Jim Wyatt


This blog offers a writer's perspective on how to read and a literature teacher’s perspective on how to write. I hope the topics will be useful to anyone who wants to read more closely or to study the craft of writing. It’s meant for writers and readers, for students of fiction and their teachers—for anyone who's curious about the ways in which writers tinker under the hood.

Saturday, May 2, 2009

Conflict, part two

In the last post, I said there were two crucial questions to ask about conflict:
  • What does this character want?
  • What stands in his or her way?
As a writer, I find that these questions are central in building a story. Too often I sit down in front of my computer with a character in mind but with no clear sense of what his or her story is. In order to create story, I have to ask myself what my protagonist wants and why that’s difficult to achieve. Often I find myself spinning my wheels until I remember those questions.

As readers, these questions can often give us some surprising insight into the stories we read. The answer to the first question is likely to tell us something about theme; the answer to the second is often linked to setting.

In our discussion of Milan Kundera’s The Unbearable Lightness of Being in my IB English class, we asked ourselves what it is that Tomas wants but can't have. One student suggested that what Tomas wants is freedom, but another pointed out that if Tomas truly wanted freedom, he could easily have had it. He could have stayed in Switzerland, thereby gaining both political freedom and freedom from Tereza. But, of course, Tomas doesn't stay—he returns to Czechoslovakia, to a Prague occupied by Russian soldiers, in order to continue his relationship with Tereza. So what does he want? At last someone suggested that what Tomas really wants is certainty. He wants to know, for example, if his relationship with Tereza is worth the sacrifices; he wants to know what type of life has the most value.

It seems to me that asking this question of what Tomas wants leads us to some surprising insights into the book. Upon reflection, we might decide that Kundera's book is in fact less concerned with questions of political freedom than it is with questions of understanding: How do we know when we are seeing pattern or coincidence? Can we ever really understand someone else? How can we decide what a symbol stands for? When faced with a dilemma, how can we know which course of action is correct?

And the second question? What stands in Tomas’s way in his quest for certainty? Well, I suppose the world does—life just doesn’t seem to be designed to offer us much certainty about anything—though setting surely plays a role here. In communist Czechoslovakia, with its Kafkaesque twists and turns, the problems of certainty are compounded.

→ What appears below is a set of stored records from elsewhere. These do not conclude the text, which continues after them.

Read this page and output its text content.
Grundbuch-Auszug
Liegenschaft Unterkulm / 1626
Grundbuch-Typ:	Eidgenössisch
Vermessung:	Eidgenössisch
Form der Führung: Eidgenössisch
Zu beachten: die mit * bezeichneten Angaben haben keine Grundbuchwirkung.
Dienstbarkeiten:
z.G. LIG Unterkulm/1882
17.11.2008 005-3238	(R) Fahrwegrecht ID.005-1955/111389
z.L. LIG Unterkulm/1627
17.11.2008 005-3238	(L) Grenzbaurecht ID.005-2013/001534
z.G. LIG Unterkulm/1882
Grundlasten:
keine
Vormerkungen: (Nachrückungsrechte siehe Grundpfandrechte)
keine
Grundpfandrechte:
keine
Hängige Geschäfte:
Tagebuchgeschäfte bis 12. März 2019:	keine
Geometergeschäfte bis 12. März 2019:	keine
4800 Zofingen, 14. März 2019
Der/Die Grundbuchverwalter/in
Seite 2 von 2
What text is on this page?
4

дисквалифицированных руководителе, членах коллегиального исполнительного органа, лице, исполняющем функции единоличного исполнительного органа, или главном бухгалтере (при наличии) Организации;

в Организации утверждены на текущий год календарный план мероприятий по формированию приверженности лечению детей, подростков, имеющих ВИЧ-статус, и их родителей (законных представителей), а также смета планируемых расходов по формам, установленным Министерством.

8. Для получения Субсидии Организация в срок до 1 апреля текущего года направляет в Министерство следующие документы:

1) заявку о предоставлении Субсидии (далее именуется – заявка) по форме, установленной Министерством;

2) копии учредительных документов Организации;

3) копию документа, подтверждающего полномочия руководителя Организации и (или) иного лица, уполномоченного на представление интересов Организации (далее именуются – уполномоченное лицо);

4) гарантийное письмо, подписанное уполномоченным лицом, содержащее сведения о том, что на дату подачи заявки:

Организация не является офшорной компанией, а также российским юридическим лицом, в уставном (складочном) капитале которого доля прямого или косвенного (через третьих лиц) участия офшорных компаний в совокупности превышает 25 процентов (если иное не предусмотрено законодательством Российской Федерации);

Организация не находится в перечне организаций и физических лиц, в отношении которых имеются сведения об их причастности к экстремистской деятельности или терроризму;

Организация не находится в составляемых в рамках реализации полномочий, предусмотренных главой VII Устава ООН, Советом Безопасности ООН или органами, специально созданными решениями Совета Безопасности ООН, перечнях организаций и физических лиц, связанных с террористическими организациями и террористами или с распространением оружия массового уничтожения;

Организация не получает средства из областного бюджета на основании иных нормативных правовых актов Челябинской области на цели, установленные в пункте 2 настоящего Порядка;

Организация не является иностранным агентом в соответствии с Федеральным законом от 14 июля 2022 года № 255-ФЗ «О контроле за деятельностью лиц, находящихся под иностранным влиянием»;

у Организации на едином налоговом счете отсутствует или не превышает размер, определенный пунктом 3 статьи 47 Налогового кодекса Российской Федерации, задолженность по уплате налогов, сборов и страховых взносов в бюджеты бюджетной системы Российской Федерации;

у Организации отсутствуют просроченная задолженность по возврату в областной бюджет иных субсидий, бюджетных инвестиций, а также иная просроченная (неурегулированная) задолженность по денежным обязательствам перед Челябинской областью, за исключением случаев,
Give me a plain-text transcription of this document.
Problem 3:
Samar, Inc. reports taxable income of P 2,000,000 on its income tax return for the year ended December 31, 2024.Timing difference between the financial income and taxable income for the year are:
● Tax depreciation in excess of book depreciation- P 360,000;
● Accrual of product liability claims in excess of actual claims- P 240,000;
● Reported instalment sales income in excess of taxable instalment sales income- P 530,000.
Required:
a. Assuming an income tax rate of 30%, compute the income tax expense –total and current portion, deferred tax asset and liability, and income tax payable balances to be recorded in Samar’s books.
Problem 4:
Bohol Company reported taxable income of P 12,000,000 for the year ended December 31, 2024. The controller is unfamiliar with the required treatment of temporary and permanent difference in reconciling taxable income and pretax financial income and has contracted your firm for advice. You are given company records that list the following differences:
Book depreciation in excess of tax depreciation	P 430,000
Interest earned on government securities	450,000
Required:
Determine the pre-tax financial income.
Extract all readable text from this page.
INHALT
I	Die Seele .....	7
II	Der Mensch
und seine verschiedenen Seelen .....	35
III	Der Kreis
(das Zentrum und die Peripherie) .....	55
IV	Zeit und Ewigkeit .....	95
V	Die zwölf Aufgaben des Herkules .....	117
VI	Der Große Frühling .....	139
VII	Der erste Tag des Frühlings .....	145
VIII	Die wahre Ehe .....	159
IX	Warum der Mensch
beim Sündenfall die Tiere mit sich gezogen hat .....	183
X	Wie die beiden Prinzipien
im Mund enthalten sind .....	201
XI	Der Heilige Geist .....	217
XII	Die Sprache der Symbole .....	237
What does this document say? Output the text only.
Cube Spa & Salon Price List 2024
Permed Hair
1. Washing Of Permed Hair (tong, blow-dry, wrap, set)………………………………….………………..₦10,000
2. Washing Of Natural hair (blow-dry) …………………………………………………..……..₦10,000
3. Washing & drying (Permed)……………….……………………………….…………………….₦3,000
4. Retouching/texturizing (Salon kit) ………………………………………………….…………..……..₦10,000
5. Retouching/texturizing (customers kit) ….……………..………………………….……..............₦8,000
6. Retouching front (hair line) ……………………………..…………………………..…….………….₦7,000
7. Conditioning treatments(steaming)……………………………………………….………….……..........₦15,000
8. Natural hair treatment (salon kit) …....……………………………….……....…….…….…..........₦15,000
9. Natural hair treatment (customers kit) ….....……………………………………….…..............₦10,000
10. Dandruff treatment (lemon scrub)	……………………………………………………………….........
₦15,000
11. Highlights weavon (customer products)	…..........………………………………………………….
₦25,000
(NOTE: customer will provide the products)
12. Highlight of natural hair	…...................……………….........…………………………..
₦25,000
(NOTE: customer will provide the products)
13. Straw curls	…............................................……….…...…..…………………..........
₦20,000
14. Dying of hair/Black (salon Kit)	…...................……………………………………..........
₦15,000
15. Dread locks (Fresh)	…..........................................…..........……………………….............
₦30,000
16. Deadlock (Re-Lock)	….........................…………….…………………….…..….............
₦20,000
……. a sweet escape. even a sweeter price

(Compare Kundera’s story with George Orwell’s 1984. In contrast to Tomas, Orwell’s Winston Smith does want freedom. What stands in his way? Again, the answer seems linked to setting: in the totalitarian world of 1984, freedom is impossible. I think that setting is almost always some component of the forces that oppose a character’s desires. (But I'll write more about that in another post.)

Conflict arises from a character desperately wanting something he or she can’t have. It’s the basis for story.


"Three types of conflict," my students yawn. “We know all this. Person vs. person, person vs. self, person vs. nature. Learned it already. Boring.”

Yes, I learned that, too—though back in my day, when we were less vigilant about sexism stalking our language, we cheerfully called them man vs. man, man vs. nature, etc. But I want to argue that this way of thinking about conflict doesn’t really tell us very much about fiction. I want instead to suggest to a different way of thinking about conflict.

Take a look at the following and decide for each which of the three types of conflict is represented.




Answers? Well my best guesses are: A.) monster versus monster. B.) man versus robot. C.) man versus the Stay-Puft Marshmallow Man.

It seems to me that this “three types of conflict” rule was really invented just so that we could think up exceptions. (And now, considering this, I remember an old song by the band Was (Not Was) that seemed to make the same point. Over a synthesized disco beat, a vocalist recited, “In my life there’s just three things: Man vs. Nature, Man vs. Woman, and Man vs. The Empire Brain Building.” You can listen to a bit of it here.

But I have another, more fundamental, problems with the “three types of conflict” rule: I don’t see what insight it gives us. First of all, there's usually not one type of conflict in a story but multiple conflicts. And even if we are able to categorize a story as containing one of these three types of conflict, why should we care? If we were to decide, for example, that the primary conflict in George Orwell's 1984 is person versus person, what does that reveal to us about the book?

I suggest that a better way to think about conflict in a story is this: conflict arises from a character wanting something he or she can’t (easily) have.

There are some types of stories that are obviously about the things that characters desire and the forces that stand in their way. Think for a moment about quest stories: Galahad seeks the Grail; Frodo wants to destroy the ring by casting it into Mount Doom. But perhaps all stories have something of a quest to them--all characters strive and want. And so I think that there are two interesting questions to ask ourselves about conflict:
  • 1.) What does this character want?
  • 2.) What stands in his or her way?